I happen to think those things are right in any event, so I don’t have a problem with them. But I think some people on the progressive left feel that it’s a compromise to reform public services, impose fiscal discipline or have tough measures on antisocial behaviour. They think these are the concessions to the right in order to win power for the left. I don’t look at it like that. For me they are entirely justifiable in terms of left principle. When you mess up your economy, it’s not an act of leftwing progressive politics; it’s stupid. It’s not right or left, it’s just right or wrong.

If you don’t take measures on antisocial behaviour, the vulnerable people, particularly the elderly people in the poorest estates, suffer. If we don’t introduce choice we are stopping the people from poorer backgrounds getting the same benefit as people from middle-class backgrounds.

The biggest danger for any progressive party is the old delusions of the left coming back. Delusion number one – if the public is fed up for one reason or another it is because we are not leftwing enough. That’s wrong. The usual rightwing attack that is mounted on us is on tax, crime, asylum and Europe. The Tories attack on these issues because that’s where they think their votes are. They’re not saying Labour should be voted out because they are not doing enough for child poverty or investing enough in public services.

The next delusion is that we haven’t really changed the country, the right are still able to play their tunes. Wrong. What happens is that as a progressive government goes on, the tunes of the right become a bit louder. And actually you have got to take action to turn the volume down on them. All the time you have to be realising where the next attacks are going to come from.

The fundamental delusion is to compare this progressive government or any progressive government with perfection. No government is perfect. No government does all of the things that you want it to do. But what you have always got to do in progressive politics is to say, what is the choice? I have lost count of the numbers of people at various elections – where the progressive left is incumbent and then has gone on to lose – who have said that there is no difference really, it doesn’t matter. Three or four years later, they realise there was quite a big difference.
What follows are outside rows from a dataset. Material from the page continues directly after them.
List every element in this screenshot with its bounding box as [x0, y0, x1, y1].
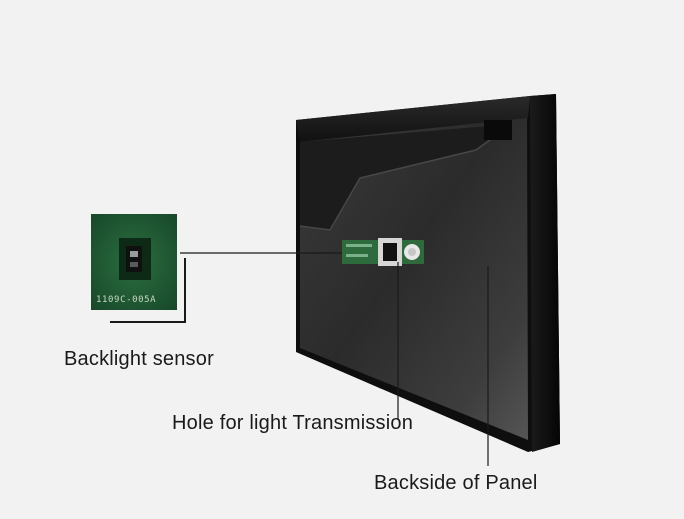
backside-label: Backside of Panel [374, 472, 538, 494]
backlight-sensor-label: Backlight sensor [64, 348, 214, 370]
inset-frame-corner [110, 258, 186, 323]
panel-mount-block [484, 120, 512, 140]
panel-sensor-board [342, 238, 424, 266]
panel-top-bevel [296, 96, 530, 142]
chip-sensor [126, 246, 142, 272]
chip-marking: 1109C-005A [96, 295, 156, 305]
panel-recessed-frame [300, 124, 512, 230]
panel-back-surface [300, 118, 528, 440]
backlight-sensor-chip: 1109C-005A [91, 214, 177, 310]
panel-right-edge [530, 94, 560, 452]
panel-ridge [299, 123, 513, 231]
hole-label: Hole for light Transmission [172, 412, 414, 434]
display-panel [296, 94, 560, 452]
I always remember in 1979 the great delusion was that somehow Labour lost because it wasn’t leftwing enough. There are people who write nonsense in some of the newspapers today of pretty much the same ilk, just warmed up for the 21st century. This argument gripped the party between 1979 and 1983 and I used to say at party meetings at the time: ‘Why do they vote for Margaret Thatcher if they want a more leftwing Labour government? Why would they do something so irrational?’ But that was the mindset. That was why we lost. And if anyone is in any doubt about the way in which the political weather changes when you lose power, look at what’s happened to the Democrats since Bill Clinton left office.

 

You recently compared your relationship with the country to a marriage. Have you ever felt like filing for divorce?
No – but that’s not to say that the feeling is mutual. I am deeply committed to what we are doing and I can see the changes when I go and visit a school or see the investment there is in the health service. We have got to carry this on, or else we can go back with Michael Howard. He represents everything that the Tories stood for in the past, so you know exactly what you are going to get. You don’t have to gaze into the crystal ball: you just need to read the book. I can’t believe that we would want to go back to that.